Lauren Chambliss is a Senior Lecturer in the Department of Communication for the College of Agriculture and Life Sciences (CALS) at Cornell University. Professor Chambliss’ experience lies in communicating for impact and influence for public audiences, particularly target audiences, media, policymakers and opinion/thought leaders, and targeted stakeholder groups. She focuses on written expression and teaches a core course, “Writing for Communication,” at Cornell. Her interest is in using research-based techniques in multiple media messaging, including online and social media, to convey messages and improve public understanding of science-based information and solutions to global challenges. Professor Chambliss is committed to helping students master critical communication skills through the application of theory for today’s dynamic media environment.
In addition to her regular teaching schedule, Professor Chambliss created the first international writing course and online writing course for CALS. She also runs a competitive six-month fellowship program that teaches selected students to master research-based communication skills then pairs them with local, national, and international organizations working on the front lines of environmental justice, education, and activism.
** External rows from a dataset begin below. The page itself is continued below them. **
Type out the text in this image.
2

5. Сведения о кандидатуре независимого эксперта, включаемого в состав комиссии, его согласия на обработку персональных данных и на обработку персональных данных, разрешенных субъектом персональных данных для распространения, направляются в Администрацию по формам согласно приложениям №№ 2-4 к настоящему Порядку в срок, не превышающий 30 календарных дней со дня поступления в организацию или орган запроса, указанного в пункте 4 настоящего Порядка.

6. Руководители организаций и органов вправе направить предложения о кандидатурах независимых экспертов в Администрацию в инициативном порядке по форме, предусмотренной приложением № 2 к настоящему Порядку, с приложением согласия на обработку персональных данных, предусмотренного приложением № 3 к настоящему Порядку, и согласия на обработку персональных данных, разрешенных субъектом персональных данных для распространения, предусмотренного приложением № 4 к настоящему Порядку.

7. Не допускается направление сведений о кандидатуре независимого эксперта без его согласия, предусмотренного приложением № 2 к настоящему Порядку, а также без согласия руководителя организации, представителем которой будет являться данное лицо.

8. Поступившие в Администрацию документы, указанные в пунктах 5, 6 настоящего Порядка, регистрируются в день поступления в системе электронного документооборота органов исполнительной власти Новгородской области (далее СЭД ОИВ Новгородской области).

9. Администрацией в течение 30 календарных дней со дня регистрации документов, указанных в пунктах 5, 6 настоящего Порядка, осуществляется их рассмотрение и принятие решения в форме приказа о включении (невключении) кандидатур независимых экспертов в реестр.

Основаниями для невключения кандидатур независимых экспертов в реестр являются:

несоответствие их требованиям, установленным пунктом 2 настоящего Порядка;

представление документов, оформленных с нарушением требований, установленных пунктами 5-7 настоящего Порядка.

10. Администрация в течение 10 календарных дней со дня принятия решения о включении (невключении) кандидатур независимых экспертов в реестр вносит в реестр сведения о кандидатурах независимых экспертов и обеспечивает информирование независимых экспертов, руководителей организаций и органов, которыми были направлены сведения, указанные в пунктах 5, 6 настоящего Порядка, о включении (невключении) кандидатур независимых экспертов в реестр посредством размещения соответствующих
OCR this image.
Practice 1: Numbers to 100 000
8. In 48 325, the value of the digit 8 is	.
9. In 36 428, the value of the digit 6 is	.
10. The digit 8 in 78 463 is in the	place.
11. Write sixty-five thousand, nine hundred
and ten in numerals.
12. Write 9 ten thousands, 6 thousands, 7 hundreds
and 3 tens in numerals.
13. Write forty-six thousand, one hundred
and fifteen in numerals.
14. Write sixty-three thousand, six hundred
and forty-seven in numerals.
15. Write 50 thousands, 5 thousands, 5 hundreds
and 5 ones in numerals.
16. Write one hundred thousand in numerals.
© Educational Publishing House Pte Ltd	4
Professor Chambliss earned a Bachelor of Arts from the University of California, Berkeley, and holds a Master’s degree from American University. She is a former Director of Communications at the Cornell Atkinson Center for Sustainability, overseeing all marketing and communication, and worked as a journalist in Washington, D.C., for 20 years. Professor Chambliss has earned multiple awards for her work, including the Town-Gown Team Award (2016), Department of Communication faculty team and EcoVillage of Ithaca Partnership Award; the Stevie International Business Award – Bronze Best Annual Report (2015) International Business Awards; the CASE Bronze Award (2011), sub-website category: CALS Green: Energy Conservation and Sustainability Initiative website; and the USDA Grand Challenge Award (2008) for best report on the future of bioenergy.